If you’re thinking about your New Year’s resolutions for 2016, allow some of the most popular stories on IT World Canada this past year to inspire you.
Given that you work in IT, your list might look like this:
- Brush up on IT skills to become a more valuable – and wanted – asset on today’s job market.
- Seek to better connect your users while they’re mobile – through the best LTE networks available or with hot spots.
- Plan for a Windows 10 migration.
- Improve civic engagement.
- Don’t get arrested.
Yes, our top stories for 2015 touched upon all these wide-ranging topics. By order of pageviews, we bring you the most popular stories that you read this past year on our site. From government corruption involving IT contracts to a skills crisis and a new operating system, here’s what our readers were most interested in.
The “IT skills shortage” seems to be a perennial issue in our coverage at IT World Canada, and judging by a report released in July by the Information and Communications Technology Council (ICTC), that’s not going to change any time soon. Between now and 2019, there will be demand to hire 182,00 skilled ICT positions across the country, outpacing the pipeline of new workers available in this area. The good news is if you happen to be working in this field, you’ll be in high demand. The bad news is that Canada’s economy will lag as a result of the talent shortage. This story included a province-by-province breakdown showing where ICT workers will be needed most.
Another related story focusing on reader comments about the IT skills shortage – many with the underlying sentiment of “then why can’t I get a job” – was also very popular this year.

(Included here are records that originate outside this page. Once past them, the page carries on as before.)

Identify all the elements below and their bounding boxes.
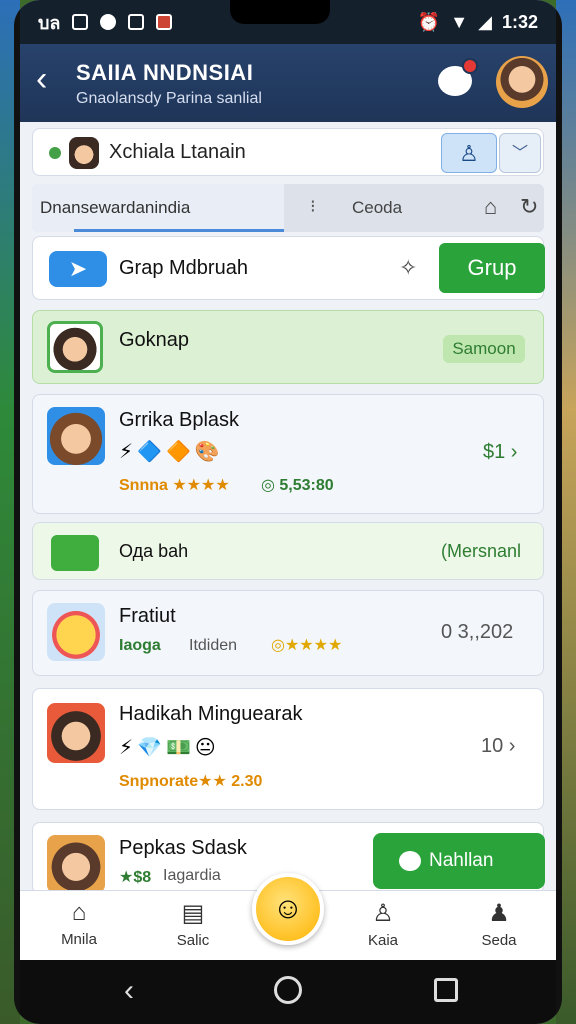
item-label: Ода bah <box>119 541 189 561</box>
item-rating: Snnna ★★★★ <box>119 477 230 494</box>
list-item[interactable]: Hadikah Minguearak ⚡💎💵😐 Snpnorate★★ 2.30… <box>32 688 544 810</box>
tab-bar: Dnansewardanindia ⁝ Ceoda ⌂ ↻ <box>32 184 544 232</box>
message-button-label: Nahllan <box>429 850 494 871</box>
star-rating: ◎★★★★ <box>271 637 343 654</box>
online-indicator <box>49 147 61 159</box>
group-button[interactable]: Grup <box>439 243 545 293</box>
avatar <box>47 321 103 373</box>
page-title: SAIIA NNDNSIAI <box>76 60 254 85</box>
item-name: Fratiut <box>119 605 176 627</box>
nav-list[interactable]: ▤ Salic <box>158 899 228 949</box>
tab-underline <box>74 229 284 232</box>
notification-icon <box>72 14 89 30</box>
avatar <box>47 407 105 465</box>
user-icon: ♟ <box>488 900 510 927</box>
avatar <box>47 703 105 763</box>
refresh-icon[interactable]: ↻ <box>520 194 538 220</box>
dropdown-chevron-icon[interactable]: ﹀ <box>499 133 541 173</box>
cash-icon <box>51 535 99 571</box>
main-content: Xchiala Ltanain ♙ ﹀ Dnansewardanindia ⁝ … <box>20 122 556 894</box>
tab-active-label: Dnansewardanindia <box>40 198 191 217</box>
list-item[interactable]: Ода bah (Mersnanl <box>32 522 544 580</box>
list-item[interactable]: Grrika Bplask ⚡🔷🔶🎨 Snnna ★★★★ ◎ 5,53:80 … <box>32 394 544 514</box>
phone-frame: บล ⏰ ▼ ◢ 1:32 ‹ SAIIA NNDNSIAI Gnaolansd… <box>14 0 562 1024</box>
item-label: Goknap <box>119 329 190 351</box>
clipboard-icon: ▤ <box>181 900 205 927</box>
nav-home[interactable]: ⌂ Mnila <box>44 899 114 948</box>
user-filter-button[interactable]: ♙ <box>441 133 497 173</box>
home-icon[interactable]: ⌂ <box>484 194 497 220</box>
item-name: Hadikah Minguearak <box>119 703 303 725</box>
nav-friends[interactable]: ♙ Kaia <box>348 899 418 949</box>
tab-active[interactable]: Dnansewardanindia <box>32 184 284 232</box>
recents-icon[interactable] <box>434 978 458 1002</box>
app-icon <box>156 14 173 30</box>
share-icon[interactable]: ✧ <box>399 255 417 281</box>
nav-label: Salic <box>176 932 210 949</box>
nav-label: Mnila <box>61 931 97 948</box>
item-icons: ⚡🔷🔶🎨 <box>119 441 224 463</box>
item-value[interactable]: $1 › <box>483 441 517 464</box>
tab-pin-icon[interactable]: ⁝ <box>310 196 316 217</box>
status-time: 1:32 <box>501 11 538 32</box>
item-value[interactable]: 10 › <box>481 735 515 758</box>
app-bar: ‹ SAIIA NNDNSIAI Gnaolansdy Parina sanli… <box>20 44 556 122</box>
list-item[interactable]: Fratiut Iaoga Itdiden ◎★★★★ 0 3,,202 <box>32 590 544 676</box>
tab-second[interactable]: Ceoda <box>352 198 402 218</box>
home-button-icon[interactable] <box>274 976 302 1004</box>
user-avatar <box>69 137 99 169</box>
home-icon: ⌂ <box>71 899 87 926</box>
status-bar: บล ⏰ ▼ ◢ 1:32 <box>20 0 556 44</box>
avatar <box>47 603 105 661</box>
search-text: Xchiala Ltanain <box>109 141 246 163</box>
system-navigation-bar: ‹ <box>20 960 556 1024</box>
item-points: ◎ 5,53:80 <box>261 477 334 494</box>
item-subtext: Itdiden <box>189 637 238 654</box>
smiley-fab-button[interactable]: ☺ <box>252 873 324 945</box>
item-tag: Iaoga <box>119 637 161 654</box>
nav-label: Kaia <box>367 932 399 949</box>
screen: บล ⏰ ▼ ◢ 1:32 ‹ SAIIA NNDNSIAI Gnaolansd… <box>20 0 556 1024</box>
bottom-navigation: ⌂ Mnila ▤ Salic ☺ ♙ Kaia ♟ Seda <box>20 873 556 960</box>
list-item[interactable]: Goknap Samoon <box>32 310 544 384</box>
item-subtext: Iagardia <box>163 867 221 884</box>
gallery-icon <box>128 14 145 30</box>
item-name: Pepkas Sdask <box>119 837 247 859</box>
status-badge: Samoon <box>443 335 525 363</box>
smiley-icon: ☺ <box>272 892 304 925</box>
item-name: Grrika Bplask <box>119 409 240 431</box>
page-subtitle: Gnaolansdy Parina sanlial <box>76 90 262 107</box>
profile-avatar[interactable] <box>496 56 548 108</box>
alarm-icon: ⏰ <box>417 11 441 32</box>
item-value: (Mersnanl <box>441 541 522 561</box>
nav-profile[interactable]: ♟ Seda <box>464 899 534 949</box>
item-value: 0 3,,202 <box>441 621 514 643</box>
list-item[interactable]: ➤ Grap Mdbruah ✧ Grup <box>32 236 545 300</box>
item-icons: ⚡💎💵😐 <box>119 737 220 759</box>
camera-notch <box>230 0 330 24</box>
chat-bubble-icon <box>399 851 421 871</box>
item-rating: Snpnorate★★ 2.30 <box>119 773 263 790</box>
item-label: Grap Mdbruah <box>119 257 248 279</box>
dot-icon <box>100 14 117 30</box>
message-button[interactable]: Nahllan <box>373 833 545 889</box>
wifi-icon: ▼ <box>450 11 469 32</box>
search-bar[interactable]: Xchiala Ltanain ♙ ﹀ <box>32 128 544 176</box>
nav-label: Seda <box>481 932 517 949</box>
person-icon: ♙ <box>372 900 394 927</box>
back-icon[interactable]: ‹ <box>124 974 134 1008</box>
item-tag: ★$8 <box>119 869 152 886</box>
avatar <box>47 835 105 893</box>
back-arrow-icon[interactable]: ‹ <box>36 62 47 96</box>
signal-icon: ◢ <box>478 11 492 32</box>
status-left-text: บล <box>38 12 61 33</box>
bird-icon: ➤ <box>49 251 107 287</box>
notification-badge <box>462 58 478 74</box>
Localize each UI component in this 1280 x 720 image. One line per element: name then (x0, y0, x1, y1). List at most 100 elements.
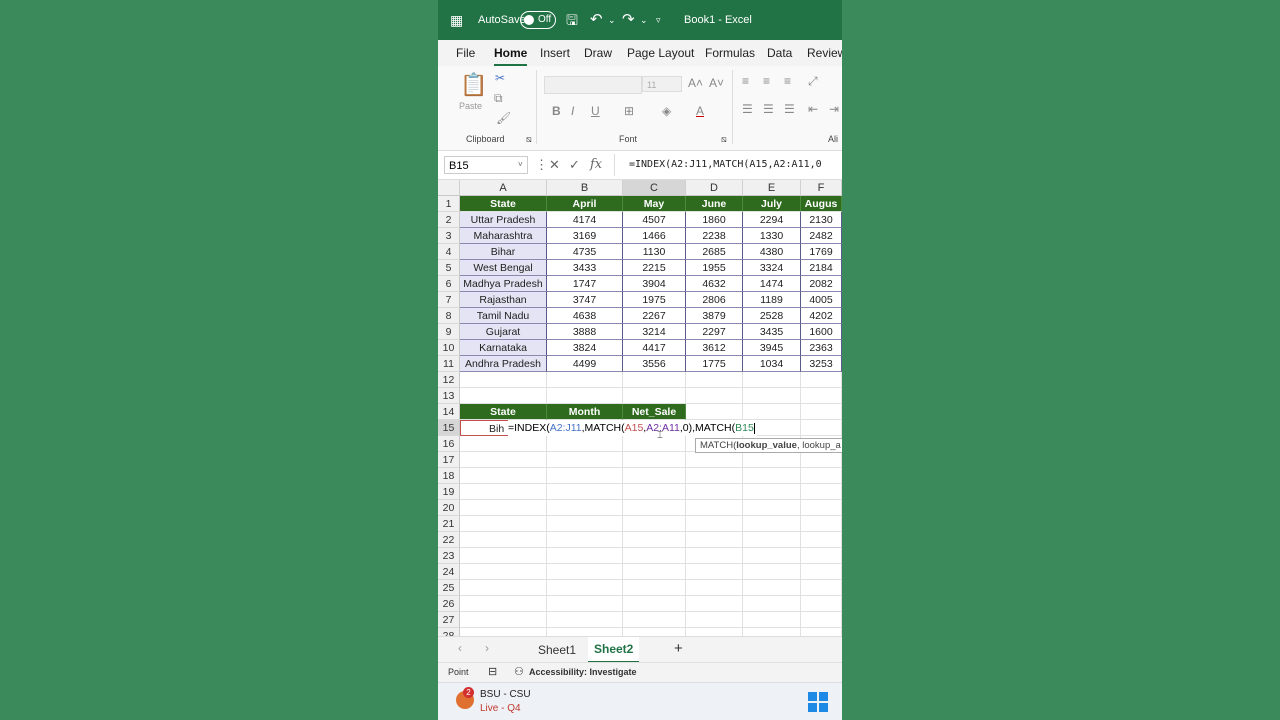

Announced in April, Google Fi is a vision of permanent connectivity from the search giant that has a lot to gain from everyone using the Internet a whole lot more. By making carrier deals with two different LTE networks in the U.S. and assembling a network of hundreds of open hotspots, Google Fi can keep your handset connected and working at the fastest speed possible just about everywhere you go – south of the border. Of course, the new take on wireless service that included unlimited use for talk and text and a reasonable $10 per GB per month for data isn’t available in Canada. Don’t count on Google hammering out an agreement with carriers here any time soon either. It remains invite-only in the U.S. at this point.
There was a lot of interest in Windows 10 leading up to its launch and roll-out to many devices this past year. With many enterprises looking for the perfect way to test Windows 10 in their environment without too much heavy lifting, Windows to Go offered an answer. Brought over from Windows 8, the self-contained OS environment on a bootable USB drive proved a good way to try Windows 10 with select users. If you’re still looking for a way to get started with a Windows 10 roll-out, this is worth a try.
Rarely does an IT publication get to run a photo of someone in handcuffs on the top of a story, but when Revenue Quebec employees were arrested for providing inside information to IT contractors, that’s what we got. The story is complete with details of police raids carried out by Quebec’s anti-corruption police squad, shocked statements from executives, and big companies under the legal microscope. Here’s an update on the resulting court case from French language media.
When the new government swept into power on election night, it meant a new political agenda for Canada – including on the technology policy front. On the eve of the Liberals victory, we took a look at what the party said in its platform and on the campaign trail to get a sense of how various technology issues might be affected in Canada. From the IT skills shortage to telecommunications industry regulation to open data, a new government could make a huge difference in the technology services and content Canadians have available to them.